Gilbert v. Cliche

Citation398 A.2d 387
PartiesMichael R. GILBERT v. Violet M. CLICHE.
Decision Date01 March 1979
CourtSupreme Judicial Court of Maine (US)

Alan C. Sherman, Waterville (orally), for plaintiff.

Marden, Dubord, Bernier & Chandler by Albert L. Bernier, Waterville (orally), for defendant.

Before McKUSICK, C. J., and WERNICK, ARCHIBALD, DELAHANTY and GODFREY, JJ.

WERNICK, Justice.

This appeal challenges the entry by the Superior Court (Kennebec County), for the second time, of a judgment in favor of defendant notwithstanding the verdict of a jury that defendant was liable to plaintiff.

Some fifteen months ago, in Gilbert v. Cliche, Me., 379 A.2d 717 (1977), we decided that the Superior Court's first judgment n. o. v. in favor of defendant must be set aside because the presiding Justice had acted without defendant's having filed a motion for judgment n. o. v. and thus improperly under Rule 50(b) M.R.Civ.P. We therefore remanded the case to the Superior Court for further proceedings. Thereafter, an appropriate motion for judgment n. o. v. having been filed by defendant, the presiding Justice granted the motion and again ordered judgment n. o. v. in favor of defendant. The Justice adhered to the view he had taken when he first ordered judgment for defendant. The conclusion was that the evidence was insufficient to prove the elements enunciated in Thurston v. Nutter, 125 Me. 411, 134 A. 506 (1926), as carried over from Wadleigh v. Katahdin Pulp & Paper Co., 116 Me. 107, 100 A. 150 (1917), which the Justice had instructed the jury, without objection by the parties, were here to govern whether or not defendant was liable to plaintiff.

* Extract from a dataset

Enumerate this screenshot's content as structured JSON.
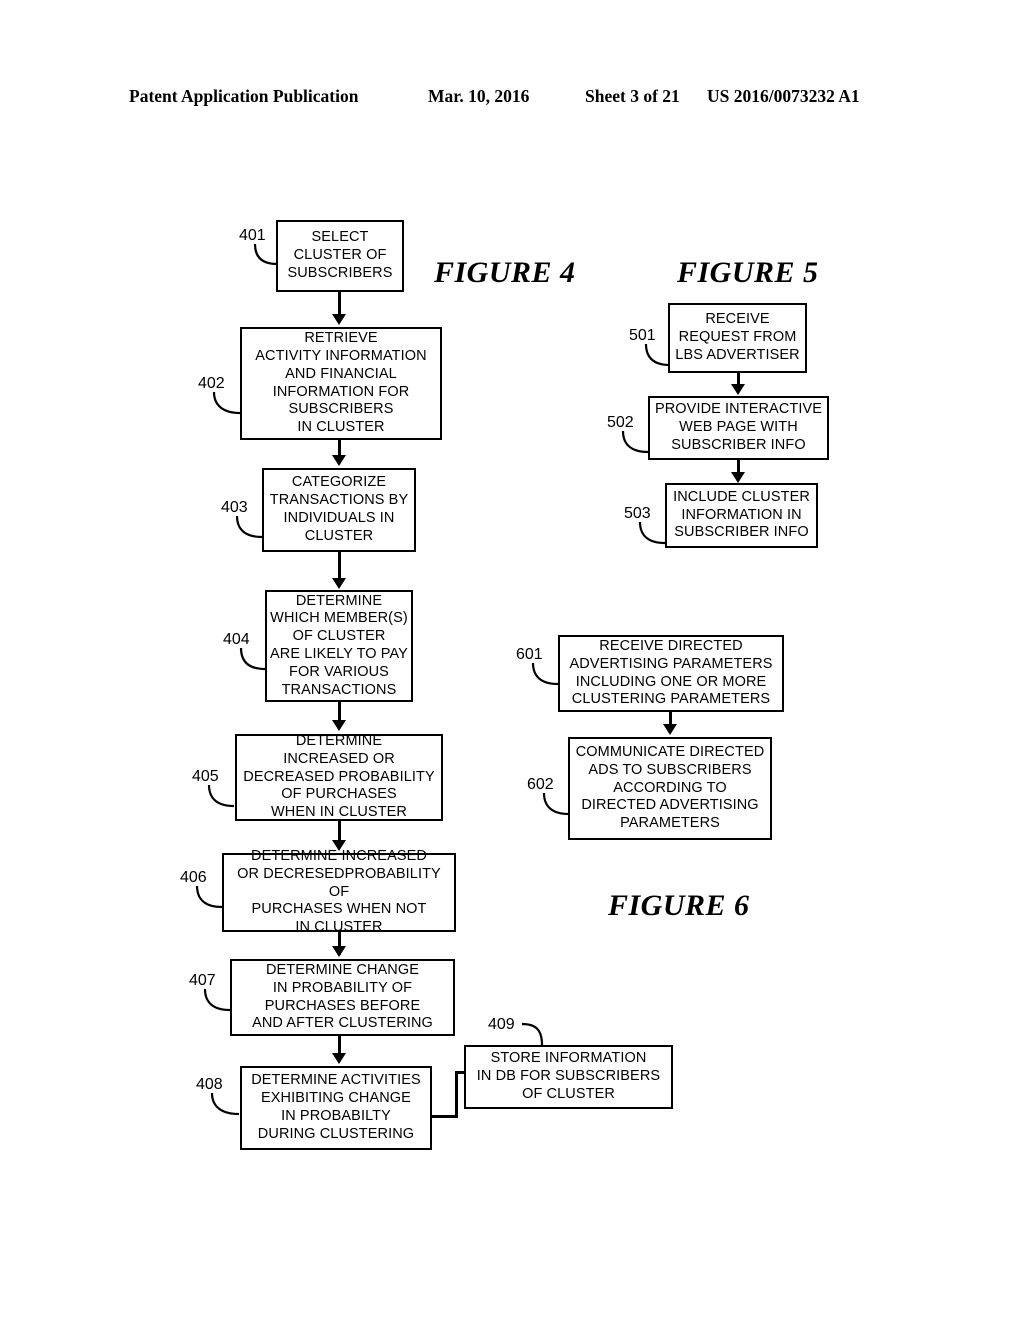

We disagree with the presiding Justice. We find in the record sufficient evidence of facts that would support, as rational, a jury conclusion that the elements delineated in Thurston v. Nutter, supra, were present. We therefore sustain the appeal, and finding no reason for a new trial on the issue of liability, we order reinstatement of the verdict of the jury adjudicating defendant liable to plaintiff, see Rule 50(c) M.R.Civ.P., and remand the case to the Superior Court for the determination of damages.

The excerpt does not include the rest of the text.